American University (american.edu) is home to the University College program, a first-year program for a living and learning community.
“AU’s University College places students in small cohort groups of usually 20 students to take a general education class together,” says Tiffany Sanchez, director of new student programs. “These students are also housed together on a residence hall floor and have an academic peer mentor we call a program associate.”
Sanchez says that students who participate in AU’s University College have higher retention rates than students who don’t participate. GPAs are also slightly higher than all AU first-year program student GPAs.
Angela Petitto, a junior at John Carroll University (jcu.edu) in Ohio, says the school has a summer program where freshmen can take classes to get ahead.
“There’s also a service program where they can move in a week early and then do work in inner-city Cleveland,” she says. “All freshmen are also required to take a first-year seminar class to discuss books we have read.”
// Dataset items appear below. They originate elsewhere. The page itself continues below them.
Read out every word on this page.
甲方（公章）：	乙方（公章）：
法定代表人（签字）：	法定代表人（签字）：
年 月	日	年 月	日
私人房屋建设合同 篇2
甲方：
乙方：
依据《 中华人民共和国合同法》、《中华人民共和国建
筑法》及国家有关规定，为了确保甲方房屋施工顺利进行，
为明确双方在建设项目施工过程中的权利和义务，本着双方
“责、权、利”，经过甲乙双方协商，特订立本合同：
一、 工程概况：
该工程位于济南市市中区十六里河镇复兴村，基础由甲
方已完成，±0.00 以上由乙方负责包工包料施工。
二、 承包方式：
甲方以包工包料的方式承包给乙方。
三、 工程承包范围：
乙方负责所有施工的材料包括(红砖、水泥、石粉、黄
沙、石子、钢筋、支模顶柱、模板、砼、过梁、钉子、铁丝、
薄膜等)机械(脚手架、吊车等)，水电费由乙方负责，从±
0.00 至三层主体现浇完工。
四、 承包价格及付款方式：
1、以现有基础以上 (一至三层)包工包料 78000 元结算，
Tomasina Crapis, a sophomore at the University of Pittsburgh (pitt.edu), says that her school had an elaborate orientation at the Petersen Events Center. “Different floors and buildings sat together in sections and got their own T-shirts, which were pretty cool,” Crapis says. “We had freshmen floor dinners to recognize and meet people you see every day, which were helpful.”
All students also had to attend a program called “PittStart” during the spring or summer before classes started.
“I met one of my best friends at Pitt there, so that was great, and it really reduced the scared and nervous feeling of leaving home,” she says. “We were also required to take a freshman seminar/intro to arts and sciences class, which was really just to get you familiar with campus and the surrounding Pittsburgh neighborhoods.
Many colleges and universities offer first-year programs. Here are highlights from three.
• Northwestern’s College of Arts and Sciences requires the completion of two freshmen seminars during freshman year. The first has to be in the fall, and the next in either the winter or spring.
• The seminars are small writing and discussion-oriented courses.
University of San Diego
• The University of San Diego’s first-year experience has two core components—the preceptorial program and residential life living and learning.
• The preceptorial program features a small class taught by a faculty advisor. A preceptorial assistant, a USD student, mentors first-year students.
• BC’s weekend-long orientation, “48 hours,” allows students to take advantage of college resources and learn from student volunteers.
• In “Conversations in the First Year,” students all read a book over the summer, then hear the author speak at opening convocation.